Goethe sah es nun zum dritten Male, und nach der Schilderung, die er gibt, scheint es nie so stark auf ihn gewirkt zu haben wie gerade diesmal. Sah er mit anderen Augen? Wirkten die Erinnerungen, die ihn mit dieser schönsten Stelle des Harzes verknüpften, verklärend? Hörte er vielleicht als Echo den geliebten Namen, den er einst so oft in diese Berge und Täler gerufen? Sah er sich wieder mit Fritz von Stein auf den Steinen der Bode sitzen … wer will es wissen? Vor langen, langen Jahren hatte er einmal »im Rübelande«, hart unter der Baumannshöhle, auf einer Brücke gestanden und in das eilig dahinstürzende Wasser der »Bude« geschaut; damals trugen die Wellen Grüße nach Weimar; jetzt stand er am »Hammer« in Thale, ruhig strömte der Fluß in seinem niederen Geröllbett dahin, so ruhig und gelassen, als ob es gar keine Eile, keine Aufregung gäbe, staute sich am Wehr und wurde stiller, dunkler Spiegel. Die großen, dunklen Dichteraugen sahen und begriffen es: Abbild des Lebens, das verrauscht und stille wird wie dieser Fluß.

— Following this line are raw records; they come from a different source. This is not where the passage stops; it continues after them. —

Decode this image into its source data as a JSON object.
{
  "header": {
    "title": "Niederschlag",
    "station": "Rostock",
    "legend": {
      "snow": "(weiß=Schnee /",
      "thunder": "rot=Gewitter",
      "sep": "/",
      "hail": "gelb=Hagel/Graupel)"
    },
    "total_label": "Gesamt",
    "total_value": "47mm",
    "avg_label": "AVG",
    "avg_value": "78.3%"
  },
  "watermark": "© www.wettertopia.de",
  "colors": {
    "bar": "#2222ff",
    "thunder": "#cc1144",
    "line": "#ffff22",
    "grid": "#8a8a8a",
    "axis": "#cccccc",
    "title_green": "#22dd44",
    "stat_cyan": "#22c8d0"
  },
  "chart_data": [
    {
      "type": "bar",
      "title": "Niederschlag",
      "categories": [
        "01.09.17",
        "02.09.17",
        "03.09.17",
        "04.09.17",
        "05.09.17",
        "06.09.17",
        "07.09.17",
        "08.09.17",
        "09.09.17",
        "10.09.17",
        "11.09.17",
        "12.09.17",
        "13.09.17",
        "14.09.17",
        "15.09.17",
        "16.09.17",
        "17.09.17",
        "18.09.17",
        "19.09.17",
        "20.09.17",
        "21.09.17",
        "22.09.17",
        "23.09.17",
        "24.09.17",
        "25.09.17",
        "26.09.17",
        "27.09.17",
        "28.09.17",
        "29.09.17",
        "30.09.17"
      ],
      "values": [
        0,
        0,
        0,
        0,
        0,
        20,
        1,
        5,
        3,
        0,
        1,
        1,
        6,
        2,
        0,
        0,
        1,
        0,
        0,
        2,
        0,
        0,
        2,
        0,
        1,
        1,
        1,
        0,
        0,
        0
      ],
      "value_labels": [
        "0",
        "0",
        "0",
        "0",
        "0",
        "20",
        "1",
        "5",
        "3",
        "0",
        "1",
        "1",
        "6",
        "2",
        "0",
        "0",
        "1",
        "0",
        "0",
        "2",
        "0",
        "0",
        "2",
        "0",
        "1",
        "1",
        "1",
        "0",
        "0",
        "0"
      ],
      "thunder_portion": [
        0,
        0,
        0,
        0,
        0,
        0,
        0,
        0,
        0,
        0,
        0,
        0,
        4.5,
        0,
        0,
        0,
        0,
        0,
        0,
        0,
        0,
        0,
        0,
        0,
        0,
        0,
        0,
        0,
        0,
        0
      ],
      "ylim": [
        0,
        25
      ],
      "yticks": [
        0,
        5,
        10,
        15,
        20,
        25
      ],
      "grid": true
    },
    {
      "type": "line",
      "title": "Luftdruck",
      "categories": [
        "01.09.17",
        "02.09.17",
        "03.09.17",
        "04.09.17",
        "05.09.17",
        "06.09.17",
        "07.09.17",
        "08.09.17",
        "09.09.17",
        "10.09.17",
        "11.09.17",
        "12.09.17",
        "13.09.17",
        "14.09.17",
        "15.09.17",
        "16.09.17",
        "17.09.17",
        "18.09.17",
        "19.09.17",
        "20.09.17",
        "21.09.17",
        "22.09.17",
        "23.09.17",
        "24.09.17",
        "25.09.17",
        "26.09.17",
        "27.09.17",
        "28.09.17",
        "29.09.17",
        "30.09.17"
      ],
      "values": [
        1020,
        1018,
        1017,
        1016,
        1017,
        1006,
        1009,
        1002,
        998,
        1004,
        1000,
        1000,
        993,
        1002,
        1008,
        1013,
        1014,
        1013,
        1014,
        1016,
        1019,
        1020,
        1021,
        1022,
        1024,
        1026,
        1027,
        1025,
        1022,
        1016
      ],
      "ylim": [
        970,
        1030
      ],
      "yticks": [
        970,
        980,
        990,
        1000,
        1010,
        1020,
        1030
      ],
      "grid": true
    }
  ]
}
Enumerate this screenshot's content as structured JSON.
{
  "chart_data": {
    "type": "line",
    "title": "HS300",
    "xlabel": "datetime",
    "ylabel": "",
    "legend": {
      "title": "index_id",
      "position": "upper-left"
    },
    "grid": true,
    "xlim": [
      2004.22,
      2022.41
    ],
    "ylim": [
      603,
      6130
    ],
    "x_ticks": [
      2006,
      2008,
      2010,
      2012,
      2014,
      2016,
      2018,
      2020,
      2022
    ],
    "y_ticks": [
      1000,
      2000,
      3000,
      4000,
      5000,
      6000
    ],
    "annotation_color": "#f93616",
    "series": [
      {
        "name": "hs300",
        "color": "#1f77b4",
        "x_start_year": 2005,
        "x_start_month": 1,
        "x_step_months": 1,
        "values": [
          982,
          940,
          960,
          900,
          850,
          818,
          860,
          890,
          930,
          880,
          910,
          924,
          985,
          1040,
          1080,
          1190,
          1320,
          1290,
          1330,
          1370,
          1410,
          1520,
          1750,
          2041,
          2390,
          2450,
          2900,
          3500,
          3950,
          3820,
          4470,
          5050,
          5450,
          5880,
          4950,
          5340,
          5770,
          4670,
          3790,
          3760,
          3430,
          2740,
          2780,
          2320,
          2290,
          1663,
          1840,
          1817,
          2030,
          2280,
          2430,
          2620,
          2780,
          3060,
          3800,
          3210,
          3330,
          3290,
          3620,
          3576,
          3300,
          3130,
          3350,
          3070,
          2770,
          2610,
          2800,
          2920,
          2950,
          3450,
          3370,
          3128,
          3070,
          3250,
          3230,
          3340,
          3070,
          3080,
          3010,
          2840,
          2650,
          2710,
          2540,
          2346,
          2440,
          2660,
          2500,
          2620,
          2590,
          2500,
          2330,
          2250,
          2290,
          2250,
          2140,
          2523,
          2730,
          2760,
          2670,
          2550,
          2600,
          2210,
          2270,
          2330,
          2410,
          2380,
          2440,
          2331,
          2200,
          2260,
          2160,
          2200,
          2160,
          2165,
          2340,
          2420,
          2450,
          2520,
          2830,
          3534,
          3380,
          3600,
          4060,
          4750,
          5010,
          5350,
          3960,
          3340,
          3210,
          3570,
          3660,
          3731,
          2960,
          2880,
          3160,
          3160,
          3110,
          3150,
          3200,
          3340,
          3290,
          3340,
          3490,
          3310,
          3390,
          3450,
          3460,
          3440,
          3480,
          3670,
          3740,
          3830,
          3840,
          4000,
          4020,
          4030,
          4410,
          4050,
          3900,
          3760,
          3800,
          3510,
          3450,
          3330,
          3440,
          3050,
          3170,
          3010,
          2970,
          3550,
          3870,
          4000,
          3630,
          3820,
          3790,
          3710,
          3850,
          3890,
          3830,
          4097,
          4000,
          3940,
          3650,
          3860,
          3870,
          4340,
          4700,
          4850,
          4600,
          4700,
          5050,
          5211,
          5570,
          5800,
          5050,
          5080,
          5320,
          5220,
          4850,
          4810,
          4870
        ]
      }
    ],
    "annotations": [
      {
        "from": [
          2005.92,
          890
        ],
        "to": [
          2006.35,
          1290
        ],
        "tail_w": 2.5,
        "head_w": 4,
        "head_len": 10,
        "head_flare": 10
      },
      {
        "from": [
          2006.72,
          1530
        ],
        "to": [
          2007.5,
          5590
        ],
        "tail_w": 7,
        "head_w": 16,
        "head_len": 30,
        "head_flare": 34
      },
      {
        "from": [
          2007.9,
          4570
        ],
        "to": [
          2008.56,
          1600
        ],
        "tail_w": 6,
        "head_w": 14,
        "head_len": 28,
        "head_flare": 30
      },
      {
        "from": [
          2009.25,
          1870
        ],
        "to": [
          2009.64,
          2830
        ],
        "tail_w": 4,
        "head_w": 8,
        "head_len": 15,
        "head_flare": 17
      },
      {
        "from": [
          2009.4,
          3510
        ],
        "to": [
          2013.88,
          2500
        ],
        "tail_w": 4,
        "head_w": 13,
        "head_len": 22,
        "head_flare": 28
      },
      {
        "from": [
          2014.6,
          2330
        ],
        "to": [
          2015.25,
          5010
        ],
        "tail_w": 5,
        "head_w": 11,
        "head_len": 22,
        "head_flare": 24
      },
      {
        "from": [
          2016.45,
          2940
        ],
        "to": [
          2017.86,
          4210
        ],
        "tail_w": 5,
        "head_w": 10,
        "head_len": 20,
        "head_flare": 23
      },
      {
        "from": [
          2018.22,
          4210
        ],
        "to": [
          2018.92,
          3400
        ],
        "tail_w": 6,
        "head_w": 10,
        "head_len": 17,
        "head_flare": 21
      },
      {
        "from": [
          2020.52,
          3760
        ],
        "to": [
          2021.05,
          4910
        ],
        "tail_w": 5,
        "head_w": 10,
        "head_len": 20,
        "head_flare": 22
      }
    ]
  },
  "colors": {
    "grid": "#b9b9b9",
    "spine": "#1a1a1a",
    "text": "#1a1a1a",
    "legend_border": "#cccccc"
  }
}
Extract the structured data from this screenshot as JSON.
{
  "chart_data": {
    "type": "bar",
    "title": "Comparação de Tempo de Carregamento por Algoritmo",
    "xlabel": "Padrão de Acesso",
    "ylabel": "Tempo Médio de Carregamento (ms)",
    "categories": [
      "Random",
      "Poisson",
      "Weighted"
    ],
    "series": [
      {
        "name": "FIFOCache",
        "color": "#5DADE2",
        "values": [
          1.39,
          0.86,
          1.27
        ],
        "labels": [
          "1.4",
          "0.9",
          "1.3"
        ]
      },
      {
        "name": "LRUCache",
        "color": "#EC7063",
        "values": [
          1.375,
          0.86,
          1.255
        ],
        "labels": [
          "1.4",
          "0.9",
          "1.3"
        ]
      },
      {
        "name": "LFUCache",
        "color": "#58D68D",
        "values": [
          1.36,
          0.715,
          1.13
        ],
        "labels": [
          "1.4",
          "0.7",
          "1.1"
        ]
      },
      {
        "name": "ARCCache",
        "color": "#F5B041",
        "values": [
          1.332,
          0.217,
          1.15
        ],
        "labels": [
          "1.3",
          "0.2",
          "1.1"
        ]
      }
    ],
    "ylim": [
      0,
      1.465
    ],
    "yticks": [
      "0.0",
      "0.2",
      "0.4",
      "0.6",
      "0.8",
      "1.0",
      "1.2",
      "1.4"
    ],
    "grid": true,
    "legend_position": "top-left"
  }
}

Da rief ein Klang ihn, kam von irgendwo: »Lebe tausendmal wohl!« Wem hatte einst der Abschiedsgruß gegolten? Erinnerung stöhnte auf. Da war sie wieder, die schlanke Silhouette, die er nicht vergessen konnte, da das schmale Gesicht, da der Blick der heißen Frauenaugen, da das Lächeln,[39] das wehrlos machte … Vorbei, vorbei! Jetzt saß im Fenster an der Ackerwand, zu dem er so oft hinaufgebetet hatte, eine alte Frau, vergrämt und verbittert, und sann verlorenem, verspieltem Glücke nach … eine fremde Frau, die nicht ihn und die nicht er verstand. Sie wohnten beide längst auf anderen Sternen. Und da quälte ihn der Klang im Ohr, und er wandte sich.

Über Ballenstedt, Aschersleben, Cönnern ging's wieder nach Halle zurück. Im Wagen lärmte der halbwüchsige August. Noch einmal wurde Lauchstädt kurze Station. Dann aber konnte Christiane, freudestrahlend, wieder Vater und Sohn umfangen. Und da war auch Goethes letzte Harzreise aus.

An der Stelle aber, wo sein Auge zum letzten Male jenes unvergleichliche Panorama, das Roßtrappe und Hexentanzplatz mit dem Bodetal zusammen bilden, umfangen hat, steht ein Stein. Man sieht ihn nicht, denn er ist nicht sichtbar. Es ist ein imaginärer Stein. Manche sehen die Worte, die darauf stehen. Auch sie lauten: Genio huius loci!

Für uns aber gilt, was Goethe einmal — drei Jahre später — an die Malerin Caroline Bardua schrieb: »Der Brocken wird noch eine Weile auf seinen Füßen stehen bleiben, und die Spur des Roßtritts auch nicht so bald verlöschen …« Nein, so bald nicht, und mit ihnen wird die Erinnerung an Goethe dauern, dem sie Erschütterung und tiefstes Erlebnis gewesen.